For further discussion

Remembering a Memory was produced to raise as many questions as it answers. With that in mind, here are several sets of questions for individuals or groups to consider--and there are no right or wrong answers. This is not a quiz.


The Celtic Cross was constructed over 60 years after the events it was designed to remember. Why did it take so long for this memorial to be constructed, and why was it in the form of a Celtic Cross? How did the political situation at the time (in both Canada and Ireland) influence the construction of the Cross?


Three different stories are told by the inscriptions on the base of the Celtic Cross? What are those stories and why were they (as opposed to others) being told? How could a story from the past (in this case the death of 5000 people on Grosse-Île in 1847) be told in more than one way? Are all of these stories equally "true"? If not, does this mean that some were "false"?

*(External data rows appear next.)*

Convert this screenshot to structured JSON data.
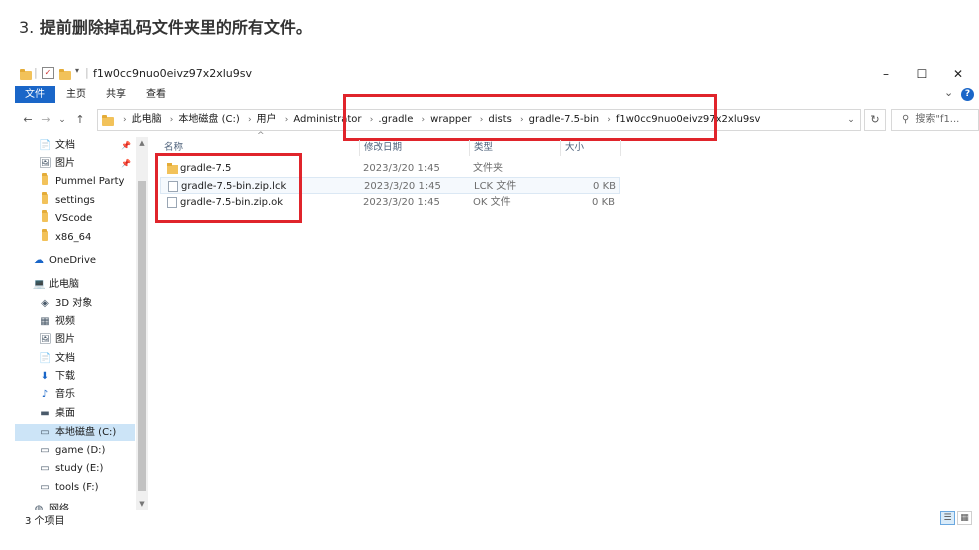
{
  "article": {
    "step_number": "3.",
    "step_text": "提前删除掉乱码文件夹里的所有文件。"
  },
  "window": {
    "title": "f1w0cc9nuo0eivz97x2xlu9sv",
    "controls": {
      "minimize": "–",
      "maximize": "☐",
      "close": "✕"
    }
  },
  "ribbon": {
    "tabs": [
      "文件",
      "主页",
      "共享",
      "查看"
    ],
    "collapse_glyph": "⌄",
    "help_glyph": "?"
  },
  "nav": {
    "back": "←",
    "forward": "→",
    "recent": "⌄",
    "up": "↑",
    "breadcrumbs": [
      "此电脑",
      "本地磁盘 (C:)",
      "用户",
      "Administrator",
      ".gradle",
      "wrapper",
      "dists",
      "gradle-7.5-bin",
      "f1w0cc9nuo0eivz97x2xlu9sv"
    ],
    "search_placeholder": "搜索\"f1..."
  },
  "sidebar": {
    "items": [
      {
        "label": "文档",
        "icon": "document-icon",
        "glyph": "📄",
        "pinned": true
      },
      {
        "label": "图片",
        "icon": "picture-icon",
        "glyph": "🖼",
        "pinned": true
      },
      {
        "label": "Pummel Party",
        "icon": "folder-icon",
        "glyph": "",
        "pinned": false
      },
      {
        "label": "settings",
        "icon": "folder-icon",
        "glyph": "",
        "pinned": false
      },
      {
        "label": "VScode",
        "icon": "folder-icon",
        "glyph": "",
        "pinned": false
      },
      {
        "label": "x86_64",
        "icon": "folder-icon",
        "glyph": "",
        "pinned": false
      },
      {
        "label": "OneDrive",
        "icon": "cloud-icon",
        "glyph": "☁",
        "pinned": false
      },
      {
        "label": "此电脑",
        "icon": "computer-icon",
        "glyph": "💻",
        "pinned": false
      },
      {
        "label": "3D 对象",
        "icon": "cube-icon",
        "glyph": "◈",
        "pinned": false
      },
      {
        "label": "视频",
        "icon": "video-icon",
        "glyph": "▦",
        "pinned": false
      },
      {
        "label": "图片",
        "icon": "picture-icon",
        "glyph": "🖼",
        "pinned": false
      },
      {
        "label": "文档",
        "icon": "document-icon",
        "glyph": "📄",
        "pinned": false
      },
      {
        "label": "下载",
        "icon": "download-icon",
        "glyph": "⬇",
        "pinned": false
      },
      {
        "label": "音乐",
        "icon": "music-icon",
        "glyph": "♪",
        "pinned": false
      },
      {
        "label": "桌面",
        "icon": "desktop-icon",
        "glyph": "▬",
        "pinned": false
      },
      {
        "label": "本地磁盘 (C:)",
        "icon": "drive-icon",
        "glyph": "▭",
        "pinned": false,
        "selected": true
      },
      {
        "label": "game (D:)",
        "icon": "drive-icon",
        "glyph": "▭",
        "pinned": false
      },
      {
        "label": "study (E:)",
        "icon": "drive-icon",
        "glyph": "▭",
        "pinned": false
      },
      {
        "label": "tools (F:)",
        "icon": "drive-icon",
        "glyph": "▭",
        "pinned": false
      },
      {
        "label": "网络",
        "icon": "network-icon",
        "glyph": "◍",
        "pinned": false
      }
    ]
  },
  "columns": {
    "name": "名称",
    "date": "修改日期",
    "type": "类型",
    "size": "大小",
    "sort_glyph": "^"
  },
  "files": [
    {
      "name": "gradle-7.5",
      "date": "2023/3/20 1:45",
      "type": "文件夹",
      "size": "",
      "kind": "folder"
    },
    {
      "name": "gradle-7.5-bin.zip.lck",
      "date": "2023/3/20 1:45",
      "type": "LCK 文件",
      "size": "0 KB",
      "kind": "file"
    },
    {
      "name": "gradle-7.5-bin.zip.ok",
      "date": "2023/3/20 1:45",
      "type": "OK 文件",
      "size": "0 KB",
      "kind": "file"
    }
  ],
  "status": {
    "count_text": "3 个项目"
  },
  "colors": {
    "highlight_red": "#e0242b",
    "ribbon_file_blue": "#1a66c8",
    "folder_yellow": "#f2c25a"
  }
}
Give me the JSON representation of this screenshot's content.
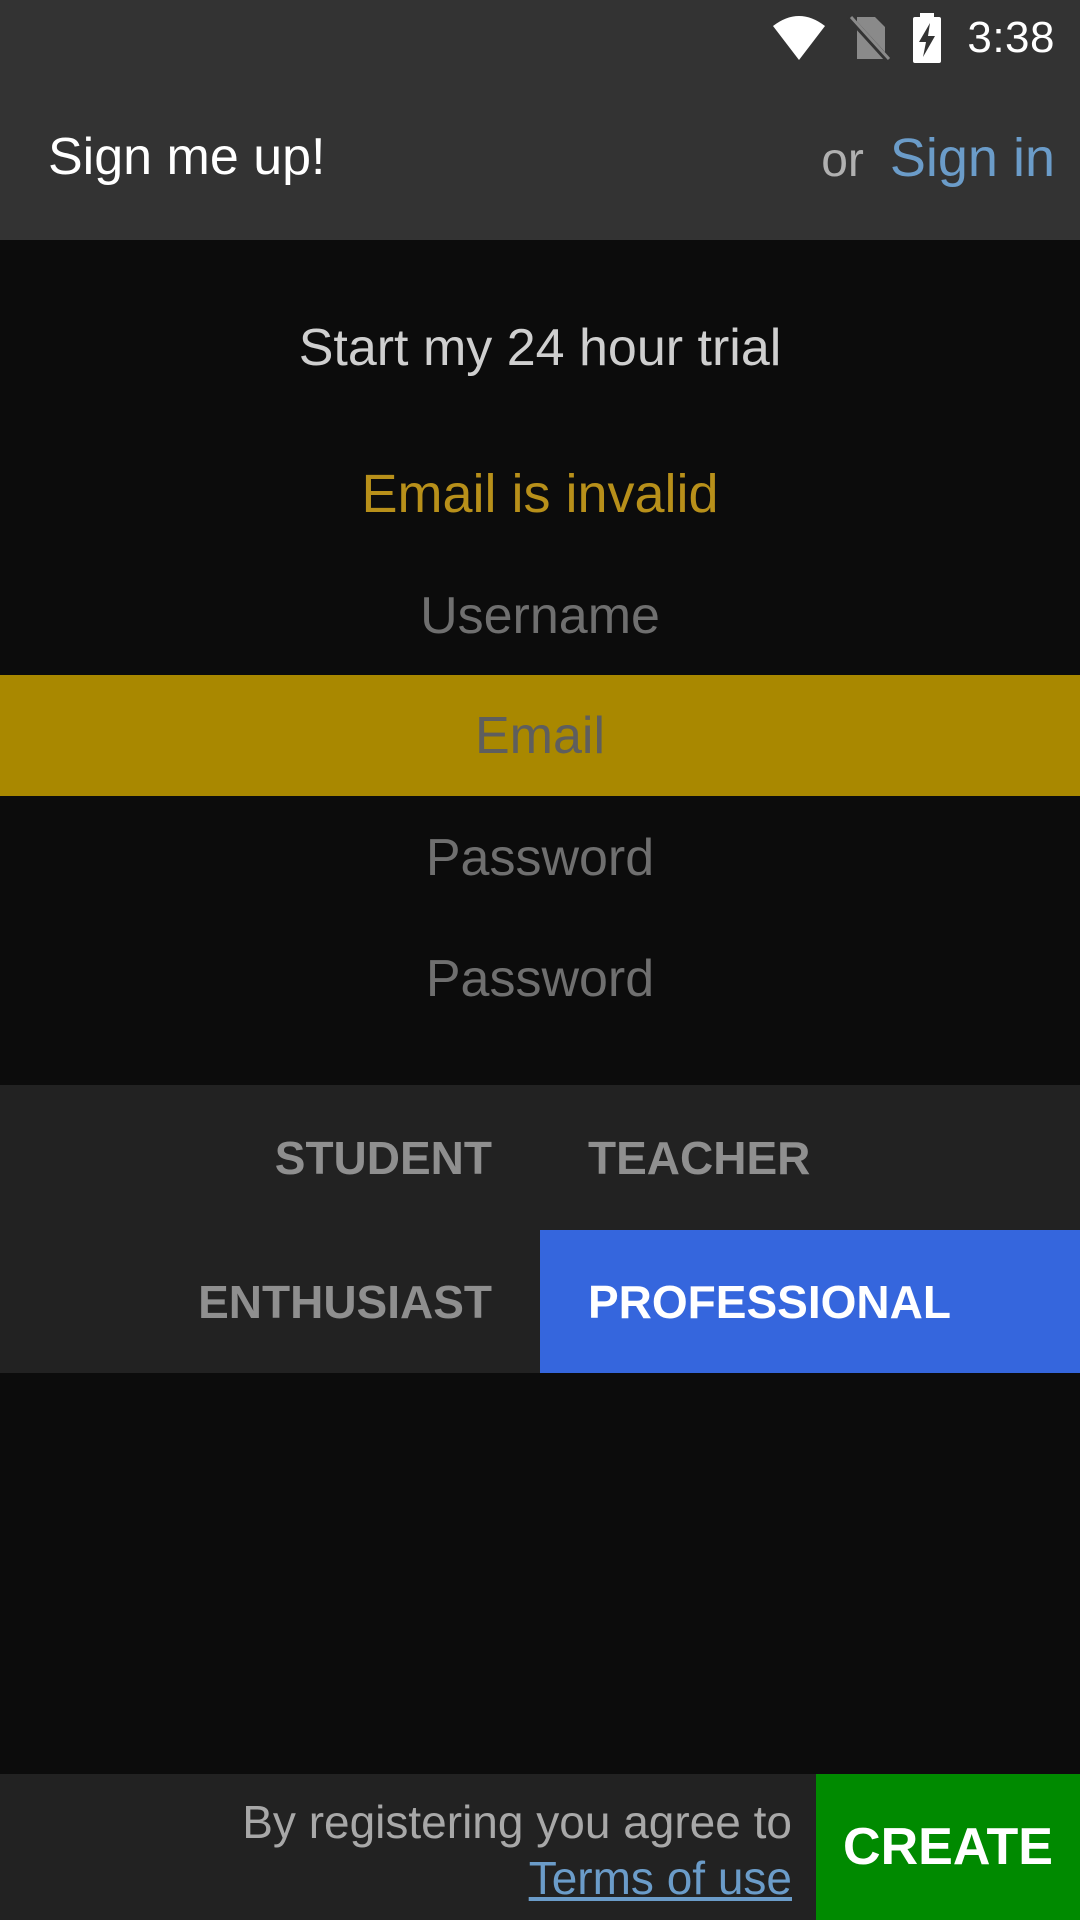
{
  "status_bar": {
    "time": "3:38",
    "icons": [
      "wifi-icon",
      "no-sim-icon",
      "battery-charging-icon"
    ]
  },
  "app_bar": {
    "title": "Sign me up!",
    "or_text": "or",
    "sign_in_label": "Sign in"
  },
  "form": {
    "heading": "Start my 24 hour trial",
    "error": "Email is invalid",
    "username_placeholder": "Username",
    "email_placeholder": "Email",
    "password_placeholder": "Password",
    "confirm_password_placeholder": "Password"
  },
  "roles": {
    "student": "STUDENT",
    "teacher": "TEACHER",
    "enthusiast": "ENTHUSIAST",
    "professional": "PROFESSIONAL",
    "selected": "PROFESSIONAL"
  },
  "footer": {
    "agree_text": "By registering you agree to",
    "terms_label": "Terms of use",
    "create_label": "CREATE"
  },
  "colors": {
    "error": "#b8901a",
    "highlight_field": "#a98800",
    "selected_role": "#3566dd",
    "create_button": "#008a00",
    "link": "#6b9cc9"
  }
}
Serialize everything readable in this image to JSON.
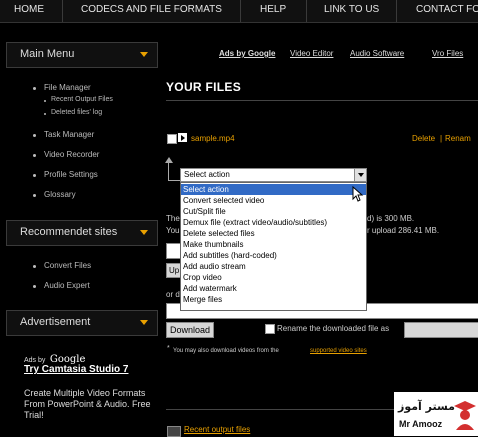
{
  "nav": {
    "items": [
      "HOME",
      "CODECS AND FILE FORMATS",
      "HELP",
      "LINK TO US",
      "CONTACT FO"
    ]
  },
  "sidebar": {
    "main_menu_title": "Main Menu",
    "main_items": [
      {
        "label": "File Manager",
        "subs": [
          "Recent Output Files",
          "Deleted files' log"
        ]
      },
      {
        "label": "Task Manager"
      },
      {
        "label": "Video Recorder"
      },
      {
        "label": "Profile Settings"
      },
      {
        "label": "Glossary"
      }
    ],
    "recommended_title": "Recommendet sites",
    "recommended_items": [
      "Convert Files",
      "Audio Expert"
    ],
    "advertisement_title": "Advertisement",
    "ad": {
      "ads_by": "Ads by",
      "brand": "Google",
      "link": "Try Camtasia Studio 7",
      "text": "Create Multiple Video Formats From PowerPoint & Audio. Free Trial!"
    }
  },
  "top_links": {
    "ads_by_google": "Ads by Google",
    "video_editor": "Video Editor",
    "audio_software": "Audio Software",
    "vro_files": "Vro Files"
  },
  "main": {
    "title": "YOUR FILES",
    "file_name": "sample.mp4",
    "delete": "Delete",
    "rename": "Renam",
    "action_separator": "|",
    "select_value": "Select action",
    "options": [
      "Select action",
      "Convert selected video",
      "Cut/Split file",
      "Demux file (extract video/audio/subtitles)",
      "Delete selected files",
      "Make thumbnails",
      "Add subtitles (hard-coded)",
      "Add audio stream",
      "Crop video",
      "Add watermark",
      "Merge files"
    ],
    "selected_index": 0,
    "behind_text_1_left": "The",
    "behind_text_1_right": "d) is 300 MB.",
    "behind_text_2_left": "You",
    "behind_text_2_right": "r upload 286.41 MB.",
    "upload_partial": "Up",
    "or_partial": "or d",
    "download_button": "Download",
    "rename_label": "Rename the downloaded file as",
    "note_star": "*",
    "note_text": "You may also download videos from the",
    "note_link": "supported video sites",
    "recent_output": "Recent output files"
  },
  "watermark": {
    "name_fa": "مستر آموز",
    "name_en": "Mr Amooz"
  },
  "colors": {
    "accent": "#e8a000",
    "selection": "#316ac5",
    "background": "#000000"
  }
}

When Parks Canada took over Grosse-Île in the 1980s, it had a plan for the development of the island. What were the major characeristics of that plan, and why did it anger many Irish-Canadians? Did the Irish-Canadians have a reason to be upset, and was the Canadian government right to change its plans in response to this unhappiness?


During the celebrations marking the centenary of the Cross in 2009, barely a word of French was heard. What had happened to the French-Canadian connection that had been so evident in 1909? More generally, what differences did you notice between the events in 1909 and those a hundred years later?


If you had a chance to build a memorial of some kind on Grosse-Île to mark the events that took place there in 1847, what would it look like? What story would you tell, and would it differ from the stories already being told on the island?